Com certeza que existem biltres. Uns são loucos, outros tarados, outros têm distúrbios da personalidade. Claro que existe gente muito má. Porquê? Talvez a maldade dos maus resida sobretudo na frieza. Confesso que isto eu compreendo mal. Há uns tempos vi, na SIC notícias, um documentário sobre o maior "serial killer " americano. Perdida a conta às mortes que o homem provocou, interessava saber porquê. Por nada que realmente valha a pena salientar, afinal. Ou seja, por nada mesmo. Para ele, tirar uma vida tinha o mesmo impacto emocional do que comer um "hot dog". Talvez lhe provocasse um bocadinho de azia de vez em quando. Mais nada. Está bem. Por outro lado, o senhor tinha família. Mulher e filhos, que amava. Amava, portanto. Pereceu-me sincero. À conclusão só pode, eventualmente, chegar-se por uma via. Para ele todos os outros são os outros. Perfeitos estranhos. Não lhe era possível atravessar pontes. Como se todos os que moravam para lá do jardim da sua casa não fossem iguais aos do lado de dentro. E para isto não existe qualquer explicação. O senhor não é doido, como o Hitler, por exemplo (foi o que disseram, que o homem não era doido). Então é o quê? Indiferente ao que o transcende? Perfeito. Creio que não existem animais assim.

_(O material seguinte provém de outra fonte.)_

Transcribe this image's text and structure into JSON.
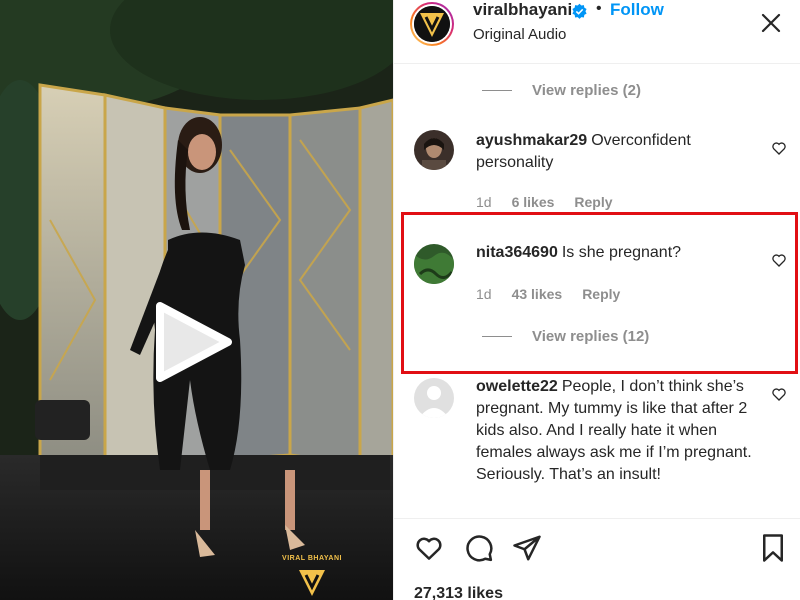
{
  "post": {
    "username": "viralbhayani",
    "follow_label": "Follow",
    "separator": "•",
    "subtitle": "Original Audio",
    "likes_count": "27,313 likes"
  },
  "video": {
    "watermark_text": "VIRAL BHAYANI",
    "icons": {
      "play": "play-icon",
      "logo": "viral-bhayani-logo"
    }
  },
  "comments": {
    "top_view_replies": "View replies (2)",
    "items": [
      {
        "username": "ayushmakar29",
        "text": "Overconfident personality",
        "time": "1d",
        "likes": "6 likes",
        "reply": "Reply"
      },
      {
        "username": "nita364690",
        "text": "Is she pregnant?",
        "time": "1d",
        "likes": "43 likes",
        "reply": "Reply",
        "view_replies": "View replies (12)",
        "highlighted": true
      },
      {
        "username": "owelette22",
        "text": "People, I don’t think she’s pregnant. My tummy is like that after 2 kids also. And I really hate it when females always ask me if I’m pregnant. Seriously. That’s an insult!"
      }
    ]
  },
  "colors": {
    "follow": "#0095f6",
    "highlight": "#e10f14",
    "muted": "#8e8e8e",
    "verified": "#0095f6"
  },
  "icons": {
    "verified": "verified-badge-icon",
    "more": "more-options-icon",
    "heart": "heart-icon",
    "comment": "comment-icon",
    "share": "share-icon",
    "save": "bookmark-icon"
  }
}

De facto, há muito de péssimo no mundo, sendo que a culpa é quase exclusivamente nossa. E eu nem sei mais o que dizer. Apetecia-me deixar aqui uma palavra positiva. Mas, quando ia a escrever, parei. Senti-me muito ridícula sentada aqui, em frente ao meu computador, de cigarro na mão e a pensar que não me apetece jantar lombos de borrego.
O que eu queria dizer sobre o livro que recomecei a escrever é que é muito difícil. Parar, sentir, compreender, pôr por palavras, seguir uma estrutura, alimentá-lo de consistência racional, moral e emocional. É muito difícil ser profissional, mesmo que o patrão seja a Gaveta.